Abstract

In the US, approximately 12% of women have hypertension during their pregnancy. Antihypertensive drugs are often given to lower maternal blood pressure in those with severe hypertension to prevent stroke and hypertensive crises. There is no conclusive evidence that antihypertensive treatment is beneficial to the mother in mild to moderate hypertension; however, approximately 3% of all pregnant women receive an antihypertensive drug at some time during their pregnancy. There are only limited data on the effects of pregnancy on the pharmacokinetics of antihypertensive drugs. However, knowledge of the pharmacokinetic properties of a drug in the nonpregnant adult and use of a mechanistic-based approach allow an estimation of the effect of pregnancy on the pharmacokinetics of drugs when data are limited or not available.
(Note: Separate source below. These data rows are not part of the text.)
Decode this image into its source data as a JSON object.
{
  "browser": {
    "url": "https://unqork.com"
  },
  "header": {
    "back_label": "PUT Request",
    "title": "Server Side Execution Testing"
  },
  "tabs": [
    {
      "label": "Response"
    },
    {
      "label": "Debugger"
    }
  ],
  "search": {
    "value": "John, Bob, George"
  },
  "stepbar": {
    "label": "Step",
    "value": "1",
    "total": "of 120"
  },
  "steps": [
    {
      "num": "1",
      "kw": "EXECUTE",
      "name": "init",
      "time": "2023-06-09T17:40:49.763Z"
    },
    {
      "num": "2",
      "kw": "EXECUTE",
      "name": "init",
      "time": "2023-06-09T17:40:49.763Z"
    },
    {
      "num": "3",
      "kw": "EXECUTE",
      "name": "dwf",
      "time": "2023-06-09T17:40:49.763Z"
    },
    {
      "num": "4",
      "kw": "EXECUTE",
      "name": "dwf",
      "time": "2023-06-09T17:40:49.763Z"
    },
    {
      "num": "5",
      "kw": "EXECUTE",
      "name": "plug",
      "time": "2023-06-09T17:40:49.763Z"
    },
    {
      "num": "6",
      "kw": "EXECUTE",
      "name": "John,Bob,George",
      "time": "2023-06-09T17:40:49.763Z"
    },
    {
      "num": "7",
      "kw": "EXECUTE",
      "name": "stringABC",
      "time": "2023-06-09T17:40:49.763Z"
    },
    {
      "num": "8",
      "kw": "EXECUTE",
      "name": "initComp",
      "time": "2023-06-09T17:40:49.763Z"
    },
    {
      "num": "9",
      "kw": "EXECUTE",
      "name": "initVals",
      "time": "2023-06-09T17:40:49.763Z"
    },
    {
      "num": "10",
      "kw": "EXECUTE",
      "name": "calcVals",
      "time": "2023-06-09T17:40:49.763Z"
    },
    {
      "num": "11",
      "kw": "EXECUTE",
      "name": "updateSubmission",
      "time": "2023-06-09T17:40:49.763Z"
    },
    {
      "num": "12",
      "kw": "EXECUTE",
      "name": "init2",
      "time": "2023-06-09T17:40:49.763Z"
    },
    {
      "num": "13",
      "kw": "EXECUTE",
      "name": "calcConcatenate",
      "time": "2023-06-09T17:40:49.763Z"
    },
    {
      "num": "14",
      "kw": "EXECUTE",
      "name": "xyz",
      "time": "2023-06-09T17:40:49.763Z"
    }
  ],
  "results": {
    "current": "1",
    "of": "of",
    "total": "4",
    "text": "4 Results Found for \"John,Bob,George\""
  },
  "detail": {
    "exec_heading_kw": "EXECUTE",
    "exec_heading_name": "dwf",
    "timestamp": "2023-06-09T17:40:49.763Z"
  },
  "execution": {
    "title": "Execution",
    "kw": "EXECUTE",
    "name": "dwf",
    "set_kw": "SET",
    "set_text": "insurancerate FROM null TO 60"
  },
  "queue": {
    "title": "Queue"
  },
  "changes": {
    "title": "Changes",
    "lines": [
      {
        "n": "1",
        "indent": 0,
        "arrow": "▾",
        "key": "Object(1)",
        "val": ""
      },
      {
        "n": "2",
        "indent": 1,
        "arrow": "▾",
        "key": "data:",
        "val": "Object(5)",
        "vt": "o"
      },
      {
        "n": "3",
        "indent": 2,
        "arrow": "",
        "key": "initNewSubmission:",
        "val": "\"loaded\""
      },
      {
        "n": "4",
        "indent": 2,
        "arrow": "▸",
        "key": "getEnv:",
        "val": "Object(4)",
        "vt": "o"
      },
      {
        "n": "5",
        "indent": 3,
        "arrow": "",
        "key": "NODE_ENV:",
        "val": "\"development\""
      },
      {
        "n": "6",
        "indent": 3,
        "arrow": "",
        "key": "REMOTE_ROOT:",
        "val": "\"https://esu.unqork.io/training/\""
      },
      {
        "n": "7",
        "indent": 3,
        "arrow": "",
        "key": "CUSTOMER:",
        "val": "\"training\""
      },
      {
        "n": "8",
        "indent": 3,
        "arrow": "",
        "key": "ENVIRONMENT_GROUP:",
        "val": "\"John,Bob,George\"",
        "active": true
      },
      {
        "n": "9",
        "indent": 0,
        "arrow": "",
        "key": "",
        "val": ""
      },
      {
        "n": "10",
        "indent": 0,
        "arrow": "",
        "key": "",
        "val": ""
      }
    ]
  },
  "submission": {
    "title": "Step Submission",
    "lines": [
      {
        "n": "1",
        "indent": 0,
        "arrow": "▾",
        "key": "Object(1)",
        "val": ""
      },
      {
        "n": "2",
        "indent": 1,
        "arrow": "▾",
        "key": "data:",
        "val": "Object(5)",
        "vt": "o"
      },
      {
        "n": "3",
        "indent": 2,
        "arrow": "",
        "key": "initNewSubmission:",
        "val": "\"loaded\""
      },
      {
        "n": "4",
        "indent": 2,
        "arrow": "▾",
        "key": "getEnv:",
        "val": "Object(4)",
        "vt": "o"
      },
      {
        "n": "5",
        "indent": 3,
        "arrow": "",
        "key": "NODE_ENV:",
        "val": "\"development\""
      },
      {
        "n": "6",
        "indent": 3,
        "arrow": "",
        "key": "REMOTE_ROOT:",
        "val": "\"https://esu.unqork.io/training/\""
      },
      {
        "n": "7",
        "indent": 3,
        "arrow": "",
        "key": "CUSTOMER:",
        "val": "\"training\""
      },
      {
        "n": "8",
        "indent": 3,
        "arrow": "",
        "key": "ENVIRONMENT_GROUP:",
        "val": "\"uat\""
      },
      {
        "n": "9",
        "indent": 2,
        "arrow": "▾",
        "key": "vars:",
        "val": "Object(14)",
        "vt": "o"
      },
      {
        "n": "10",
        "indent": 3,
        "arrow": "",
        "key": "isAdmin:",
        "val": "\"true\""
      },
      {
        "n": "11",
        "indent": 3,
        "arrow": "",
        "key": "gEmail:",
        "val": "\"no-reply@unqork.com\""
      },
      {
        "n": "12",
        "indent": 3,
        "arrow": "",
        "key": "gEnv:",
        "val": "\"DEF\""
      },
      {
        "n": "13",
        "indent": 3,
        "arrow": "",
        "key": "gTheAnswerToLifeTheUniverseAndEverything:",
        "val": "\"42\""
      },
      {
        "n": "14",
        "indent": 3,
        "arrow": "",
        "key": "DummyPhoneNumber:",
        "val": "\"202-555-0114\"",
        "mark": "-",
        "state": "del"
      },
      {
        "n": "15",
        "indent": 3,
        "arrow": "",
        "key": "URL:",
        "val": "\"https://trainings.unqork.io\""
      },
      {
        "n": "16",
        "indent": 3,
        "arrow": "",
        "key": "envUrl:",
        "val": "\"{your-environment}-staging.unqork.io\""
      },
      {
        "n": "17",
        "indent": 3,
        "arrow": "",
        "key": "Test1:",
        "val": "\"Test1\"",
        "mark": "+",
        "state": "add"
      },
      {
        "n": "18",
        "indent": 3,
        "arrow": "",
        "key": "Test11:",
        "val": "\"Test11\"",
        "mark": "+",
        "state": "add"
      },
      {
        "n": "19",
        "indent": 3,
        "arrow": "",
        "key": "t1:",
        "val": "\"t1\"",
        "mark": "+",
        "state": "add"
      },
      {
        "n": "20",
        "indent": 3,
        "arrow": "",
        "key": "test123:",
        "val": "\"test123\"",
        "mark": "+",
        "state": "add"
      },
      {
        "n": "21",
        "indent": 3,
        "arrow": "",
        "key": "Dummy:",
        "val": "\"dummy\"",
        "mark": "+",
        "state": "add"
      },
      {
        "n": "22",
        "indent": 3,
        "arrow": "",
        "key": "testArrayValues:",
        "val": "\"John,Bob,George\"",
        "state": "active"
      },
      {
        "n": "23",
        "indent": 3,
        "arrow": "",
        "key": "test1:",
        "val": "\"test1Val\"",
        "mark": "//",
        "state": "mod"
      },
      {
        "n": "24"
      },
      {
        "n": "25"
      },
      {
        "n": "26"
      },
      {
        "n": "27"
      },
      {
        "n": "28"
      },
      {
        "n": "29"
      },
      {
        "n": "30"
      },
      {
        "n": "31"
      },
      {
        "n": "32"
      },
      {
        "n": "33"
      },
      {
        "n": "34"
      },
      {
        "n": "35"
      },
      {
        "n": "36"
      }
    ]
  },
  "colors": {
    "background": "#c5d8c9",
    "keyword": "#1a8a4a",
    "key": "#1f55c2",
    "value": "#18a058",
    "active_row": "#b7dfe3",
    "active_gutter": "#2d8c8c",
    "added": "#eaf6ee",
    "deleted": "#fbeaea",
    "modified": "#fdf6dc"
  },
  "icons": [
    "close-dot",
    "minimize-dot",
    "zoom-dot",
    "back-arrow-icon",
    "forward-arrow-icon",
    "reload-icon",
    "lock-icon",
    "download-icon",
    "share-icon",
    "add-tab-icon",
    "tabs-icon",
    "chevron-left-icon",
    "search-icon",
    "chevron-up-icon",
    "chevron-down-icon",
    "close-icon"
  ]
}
In general, an increased plasma volume and decreased protein binding can alter the volume of distribution of the drug. Clearance can increase or decrease, depending on the pathway of elimination of the drug. Through changes in the volume of distribution and clearance, pregnancy can cause a change in the elimination half-life, resulting in the need for modification of the dosing frequency. The few studies in pregnant women with hypertension have included small numbers of women in the third trimester and postpartum, with little or no data in early pregnancy. In addition, many studies evaluating the efficacy of antihypertensive medications have been performed using dosing regimens of medications that have not been substantiated by pharmacological data in pregnant women. There is a need for well designed pharmacokinetic and pharmacodynamic studies of antihypertensive medications that include analysis during all three trimesters of pregnancy and postpartum. Higher doses and altered dosage intervals may be needed for antihypertensive drugs used in pregnant women.